Herausfordernd sei ein inklusives Setting dennoch, weiß Claudia Ovrutcki. Dass Eltern und Lehrer vor allem bei drohender Ressourcenknappheit skeptisch sind, kann sie verstehen: "Oft steigen Eltern auf die Barrikaden, wenn die Nachmittagsbetreuung in den Integrationsklassen nicht gesichert ist. Und die Lehrer fürchten, die nötige Unterstützung von oben nicht zu bekommen."

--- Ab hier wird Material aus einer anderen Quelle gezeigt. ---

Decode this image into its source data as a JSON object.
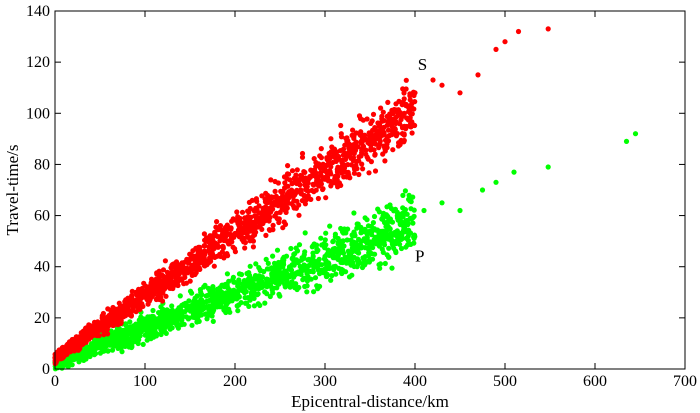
{
  "chart_data": {
    "type": "scatter",
    "xlabel": "Epicentral-distance/km",
    "ylabel": "Travel-time/s",
    "xlim": [
      0,
      700
    ],
    "ylim": [
      0,
      140
    ],
    "x_ticks": [
      "0",
      "100",
      "200",
      "300",
      "400",
      "500",
      "600",
      "700"
    ],
    "y_ticks": [
      "0",
      "20",
      "40",
      "60",
      "80",
      "100",
      "120",
      "140"
    ],
    "grid": false,
    "series": [
      {
        "name": "S",
        "color": "#ff0000",
        "trend": {
          "slope": 0.243,
          "intercept": 4.5
        },
        "x_range": [
          0,
          550
        ],
        "sample_points": [
          [
            20,
            10
          ],
          [
            50,
            16
          ],
          [
            80,
            24
          ],
          [
            100,
            29
          ],
          [
            130,
            37
          ],
          [
            160,
            43
          ],
          [
            200,
            53
          ],
          [
            230,
            60
          ],
          [
            260,
            67
          ],
          [
            300,
            78
          ],
          [
            330,
            85
          ],
          [
            360,
            95
          ],
          [
            390,
            103
          ],
          [
            400,
            108
          ],
          [
            420,
            113
          ],
          [
            430,
            111
          ],
          [
            450,
            108
          ],
          [
            470,
            115
          ],
          [
            490,
            125
          ],
          [
            500,
            128
          ],
          [
            515,
            132
          ],
          [
            548,
            133
          ]
        ]
      },
      {
        "name": "P",
        "color": "#00ff00",
        "trend": {
          "slope": 0.139,
          "intercept": 2.0
        },
        "x_range": [
          0,
          650
        ],
        "sample_points": [
          [
            20,
            5
          ],
          [
            50,
            9
          ],
          [
            80,
            13
          ],
          [
            100,
            16
          ],
          [
            130,
            20
          ],
          [
            160,
            24
          ],
          [
            200,
            30
          ],
          [
            230,
            34
          ],
          [
            260,
            39
          ],
          [
            300,
            44
          ],
          [
            330,
            49
          ],
          [
            360,
            53
          ],
          [
            390,
            58
          ],
          [
            410,
            62
          ],
          [
            430,
            65
          ],
          [
            450,
            62
          ],
          [
            475,
            70
          ],
          [
            490,
            73
          ],
          [
            510,
            77
          ],
          [
            548,
            79
          ],
          [
            635,
            89
          ],
          [
            645,
            92
          ]
        ]
      }
    ],
    "annotations": [
      {
        "text": "S",
        "x": 403,
        "y": 117
      },
      {
        "text": "P",
        "x": 400,
        "y": 42
      }
    ]
  }
}
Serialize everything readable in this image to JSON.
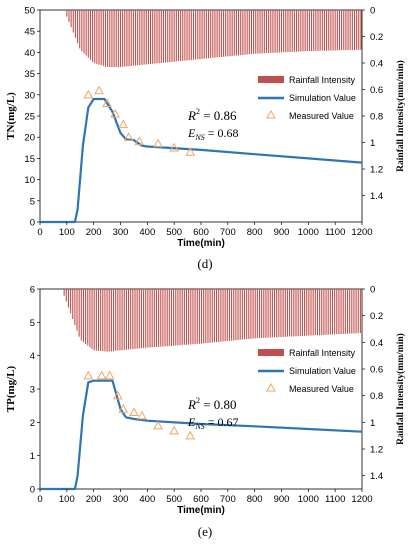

Susanna Patschka hat die nötigen Ressourcen für ihre Schule hartnäckig erkämpft. Es gibt nicht nur eine Psychagogin und eine Sozialarbeiterin am Standort, sondern an drei Nachmittagen pro Woche auch ein "Atelier", wo vor allem Kinder mit erhöhtem Förderbedarf gemeinsam basteln, singen und feiern können. Dazu kommen entwicklungsbegleitende Angebote wie heilpädagogisches Voltigieren, Kunsttherapie, Moto- oder Dramapädagogik. Zwei Mal pro Woche kommt auch Miriam Klose mit ihrer Therapiehündin Jenny-Luna vorbei. Sie hat sie an der Leine, als sie sich am Zeugnistag in die Ferien verabschiedet. "Wir haben letzthin ein körperbehindertes Kind gehabt, das den Arm nicht verwenden wollte," erzählt die Pädagogin im leuchtendgelben Sommerkleid. "Doch beim Streicheln und Füttern der Jenny-Luna hat es plötzlich geklappt."

"Verkehrte Integration"

All diese Angebote klingen unendlich teuer -sind es aber nicht, wie Rupert Corazza betont, der sich als Wiener Landesschulinspektor für Sonderpädagogik seit Jahren um die Öffnung der Sonderschulen für Kinder mit regulärem Lehrplan ("verkehrte Integration") bemüht: "Diese Schule hat nicht wahnsinnig mehr Ressourcen als alle anderen", sagt er im FUR-CHE-Gespräch. "Was die können, müssten andere auch können."

Das betont auch Susanna Patschka, kurz bevor sie ihren Arbeitsplatz für immer verlässt: "Natürlich ginge überall eine solche gemeinsame Schule für alle. Doch dazu braucht es Teams, die sich mitverantwortlich fühlen. Und politisch Verantwortliche, die endlich mit dem Pallawatsch aufhören, Zehnjährige entweder in Neue Mittelschulen oder Gymnasien aufzuteilen."

Man wird sehen, ob Patschkas Bildungsparadies irgendwann Wirklichkeit wird -oder ob sie es sich vorerst aufzeichnen muss, wie Nikos Katzanzakis empfiehlt.